Vitamin D is really a steroid hormone like cortisol, oestrogen or testosterone. It is only a vitamin (a molecule that it is vital to obtain in food) because we don’t get it the way we were meant to, from sunlight hitting our skin. In many studies all over the world, the only group that consistently had adequate vitamin D levels was Israeli life guards — people with European skin out all day in a very sunny place. So people at the opposite end of the spectrum — with Afro-Carribean colouring, living in the UK, are highly likely to be low on the “Sunshine Vitamin”.

In any case it’s hard to overdose on it — possible but really hard. To my knowledge it has only ever happened when manufacturers have seriously messed up on the number of zeros in the dose they put into something. It won’t happen because you take a few extra pills.

We know that vitamin D protects against a number of cancers, and in fact colon cancer was the first to be figured out. We are now starting to understand how it does this, and it has to do with the junctions between cells. If you are low in vitamin D these junctions are less effective, the communication between cells that keeps them well-behaved is reduced, and the risk of them going “rogue” increases.

But in the digestive tract the junctions are also important in keeping the gut contents from leaking out, and when you are vitamin D deficient what happens is that you don’t repair those junctions after an injury. Just one dose of aspirin could cause what amounts to an injury, setting off one of those self-perpetuating cycles of inflammation. So you really need enough vitamin D to repair that gut lining.

Vitamin D also helps to protect you against viral and other infections; remembering what a bout of flu can do to your gut lining, isn’t it wise to stay topped up on this nutrient?

Vitamin D has a synergistic effect with vitamin C; research suggests that you may get benefit from a combination of vitamins D and C that you don’t get from either of them alone.

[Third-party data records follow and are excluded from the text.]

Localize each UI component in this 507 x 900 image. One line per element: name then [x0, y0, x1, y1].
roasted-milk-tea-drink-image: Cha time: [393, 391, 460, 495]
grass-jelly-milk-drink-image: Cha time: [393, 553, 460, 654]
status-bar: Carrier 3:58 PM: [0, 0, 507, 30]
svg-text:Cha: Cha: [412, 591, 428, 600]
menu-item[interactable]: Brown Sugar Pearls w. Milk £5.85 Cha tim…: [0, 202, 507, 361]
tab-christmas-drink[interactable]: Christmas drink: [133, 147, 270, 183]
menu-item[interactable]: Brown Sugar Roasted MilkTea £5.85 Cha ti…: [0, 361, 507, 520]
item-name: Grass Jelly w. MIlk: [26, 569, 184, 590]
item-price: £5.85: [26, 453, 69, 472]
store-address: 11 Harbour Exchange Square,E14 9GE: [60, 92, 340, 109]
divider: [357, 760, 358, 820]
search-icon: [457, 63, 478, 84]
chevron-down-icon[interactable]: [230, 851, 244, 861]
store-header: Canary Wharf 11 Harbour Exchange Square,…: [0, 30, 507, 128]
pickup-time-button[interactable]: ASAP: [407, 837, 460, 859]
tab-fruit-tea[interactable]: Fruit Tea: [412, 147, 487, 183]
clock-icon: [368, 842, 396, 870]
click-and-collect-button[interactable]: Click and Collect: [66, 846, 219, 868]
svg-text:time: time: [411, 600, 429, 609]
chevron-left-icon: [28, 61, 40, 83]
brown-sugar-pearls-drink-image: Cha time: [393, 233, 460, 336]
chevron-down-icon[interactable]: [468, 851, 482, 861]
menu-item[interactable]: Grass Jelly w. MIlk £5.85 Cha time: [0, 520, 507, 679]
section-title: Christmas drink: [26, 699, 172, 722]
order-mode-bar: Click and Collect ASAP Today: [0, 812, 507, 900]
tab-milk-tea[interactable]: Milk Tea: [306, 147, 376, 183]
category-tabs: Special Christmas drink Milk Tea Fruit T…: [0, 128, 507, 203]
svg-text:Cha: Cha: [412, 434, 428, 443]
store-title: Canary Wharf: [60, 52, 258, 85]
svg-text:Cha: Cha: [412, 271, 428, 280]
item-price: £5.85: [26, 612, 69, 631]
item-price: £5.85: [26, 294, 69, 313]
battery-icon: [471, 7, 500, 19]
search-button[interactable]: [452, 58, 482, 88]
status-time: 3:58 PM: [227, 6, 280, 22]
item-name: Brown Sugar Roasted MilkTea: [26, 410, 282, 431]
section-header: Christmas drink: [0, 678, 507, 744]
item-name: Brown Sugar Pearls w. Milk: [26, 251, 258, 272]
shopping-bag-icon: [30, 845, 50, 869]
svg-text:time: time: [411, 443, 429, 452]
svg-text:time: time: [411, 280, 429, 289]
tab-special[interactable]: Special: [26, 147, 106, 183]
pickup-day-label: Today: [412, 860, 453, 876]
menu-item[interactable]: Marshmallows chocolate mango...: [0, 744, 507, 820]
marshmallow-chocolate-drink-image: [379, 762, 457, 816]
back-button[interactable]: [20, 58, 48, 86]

The study looked at free radical damage (oxidative stress), which is part of every type of inflammation; the two vitamins together improved every marker for injury.

Vitamin C

Treatment dose: bowel tolerance dose — see below Maintenance dose: 2-4 grams (1/2-1 teaspoon of powder) daily, in water Form: dissolved powder is better than capsules which are better than tablets. If it irritates (it is a weak acid after all) use a buffered form, or mix it 50-50 with bicarbonate; be careful, it will fizz. Best taken: sufficiently diluted, in frequent small doses throughout the day

Another nutrient that we are generally deficient in, but for different reasons, is vitamin C. Humans, unlike most creatures, cannot make in our bodies, so we have to get it from food. But we often don’t manage, or don’t bother, and these days we are exposed to so many different toxins that we probably need more than our ancestors did.

Vitamin C — Ascorbic Acid — is important for the gut in a number of ways; A major antioxidant, protecting against free radical damage from all sorts of toxins Your immune system uses it when fighting infections It is the body’s natural anti-histamine, preventing inflammation from getting out of hand Necessary for the production of collagen, the connective tissue that effectively holds us together. Defective collagen causes the bruising, bleeding and failed wound-healing in scurvy (severe vitamin C deficiency).